Consultant: Trump’s tariffs might not be enough to stop China’s role in US railway industry

Measures like President Trump’s tariffs on steel and aluminum might not be enough to block Chinese manufacturers from penetrating the U.S. railway industry, economics consultant and researcher Hamilton Galloway said in an interview that aired Monday on Hill.TV’s “Rising.”

“There’s a lot of cautionary tales that we need to be aware of from the U.S. side as we’re looking at trade relationships, and looking at creating some sort of area of protection for the domestic economy from these types of distortionary tactics from state-owned enterprises from CRRC and others,” Galloway, head of consultancy for the Americas at Oxford Economics, told Hill.TV’s Krystal Ball and Buck Sexton last week.

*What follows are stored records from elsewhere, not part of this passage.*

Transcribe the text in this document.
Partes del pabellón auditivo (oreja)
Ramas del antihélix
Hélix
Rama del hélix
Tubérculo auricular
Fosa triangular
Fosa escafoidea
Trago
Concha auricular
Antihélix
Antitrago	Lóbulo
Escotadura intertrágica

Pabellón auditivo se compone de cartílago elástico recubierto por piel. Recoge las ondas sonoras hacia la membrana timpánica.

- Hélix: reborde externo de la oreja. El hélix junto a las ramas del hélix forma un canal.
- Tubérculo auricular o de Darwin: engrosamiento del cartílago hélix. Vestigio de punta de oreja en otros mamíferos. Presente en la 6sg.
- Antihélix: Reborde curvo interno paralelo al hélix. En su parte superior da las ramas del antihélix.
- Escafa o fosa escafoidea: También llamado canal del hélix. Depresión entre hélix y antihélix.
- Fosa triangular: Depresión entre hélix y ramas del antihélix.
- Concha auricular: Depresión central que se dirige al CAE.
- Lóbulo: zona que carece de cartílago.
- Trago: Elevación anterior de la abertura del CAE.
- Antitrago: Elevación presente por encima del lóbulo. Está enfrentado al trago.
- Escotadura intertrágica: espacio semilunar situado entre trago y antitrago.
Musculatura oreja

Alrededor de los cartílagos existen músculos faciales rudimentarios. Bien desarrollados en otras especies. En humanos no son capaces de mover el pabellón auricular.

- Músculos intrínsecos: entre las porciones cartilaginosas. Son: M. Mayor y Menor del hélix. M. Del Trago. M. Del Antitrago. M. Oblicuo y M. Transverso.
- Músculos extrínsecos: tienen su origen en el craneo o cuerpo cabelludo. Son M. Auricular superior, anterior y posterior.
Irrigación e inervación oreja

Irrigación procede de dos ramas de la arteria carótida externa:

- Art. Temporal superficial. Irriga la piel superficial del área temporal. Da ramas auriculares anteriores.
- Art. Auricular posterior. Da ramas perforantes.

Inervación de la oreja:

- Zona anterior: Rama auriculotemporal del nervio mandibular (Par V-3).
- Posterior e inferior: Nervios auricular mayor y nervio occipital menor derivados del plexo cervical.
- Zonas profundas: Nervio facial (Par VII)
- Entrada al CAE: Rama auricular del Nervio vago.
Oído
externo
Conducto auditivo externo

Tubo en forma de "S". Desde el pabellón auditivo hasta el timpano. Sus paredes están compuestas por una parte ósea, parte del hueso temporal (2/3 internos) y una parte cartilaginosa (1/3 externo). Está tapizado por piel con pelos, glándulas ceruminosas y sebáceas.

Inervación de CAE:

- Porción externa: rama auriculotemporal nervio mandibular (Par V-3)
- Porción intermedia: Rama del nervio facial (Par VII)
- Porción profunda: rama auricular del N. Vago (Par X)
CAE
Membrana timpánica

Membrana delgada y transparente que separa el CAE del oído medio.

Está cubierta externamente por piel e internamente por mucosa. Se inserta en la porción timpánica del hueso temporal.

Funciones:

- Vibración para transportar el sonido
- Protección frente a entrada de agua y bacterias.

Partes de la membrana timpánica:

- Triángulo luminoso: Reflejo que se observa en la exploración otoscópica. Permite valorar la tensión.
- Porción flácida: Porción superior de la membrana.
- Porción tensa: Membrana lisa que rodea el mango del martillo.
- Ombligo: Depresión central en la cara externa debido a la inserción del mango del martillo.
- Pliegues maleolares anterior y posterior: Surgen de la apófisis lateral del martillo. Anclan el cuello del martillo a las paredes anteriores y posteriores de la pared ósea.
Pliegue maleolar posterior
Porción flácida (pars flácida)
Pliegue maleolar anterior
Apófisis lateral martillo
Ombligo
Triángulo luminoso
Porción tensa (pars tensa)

The state-owned China Railway Rolling Stock Corp. (CRRC) has made inroads in the U.S. freight rail industry in recent years by producing rail cars for transit systems in cities like Los Angeles and Chicago.

The company is also pursuing a contract with the D.C. area’s Metro system.

Washington and Beijing have been locked in a trade war for months. Early on, Trump slapped tariffs on steel and aluminum imports from various countries, not just China.

“For now, the tariffs that we have in place such as Section 232 of the steel and aluminum tariffs, give a little bit of a buffer, but it’s not a long-term, sustainable thing because it’s not targeting just China and some of those bad actors,” Galloway said. “You’re looking at a lot of other economies that are acting just like market economies, and they’re being affected as well.”

“At this point, there are a few tools for policies that we actually have here in the U.S. that the Department of Commerce can use, such as a countervailing duties, which is allotting a duty on a specific product that might be coming into the U.S. that is using a lot of unfair trade or unfair business practices,” he added.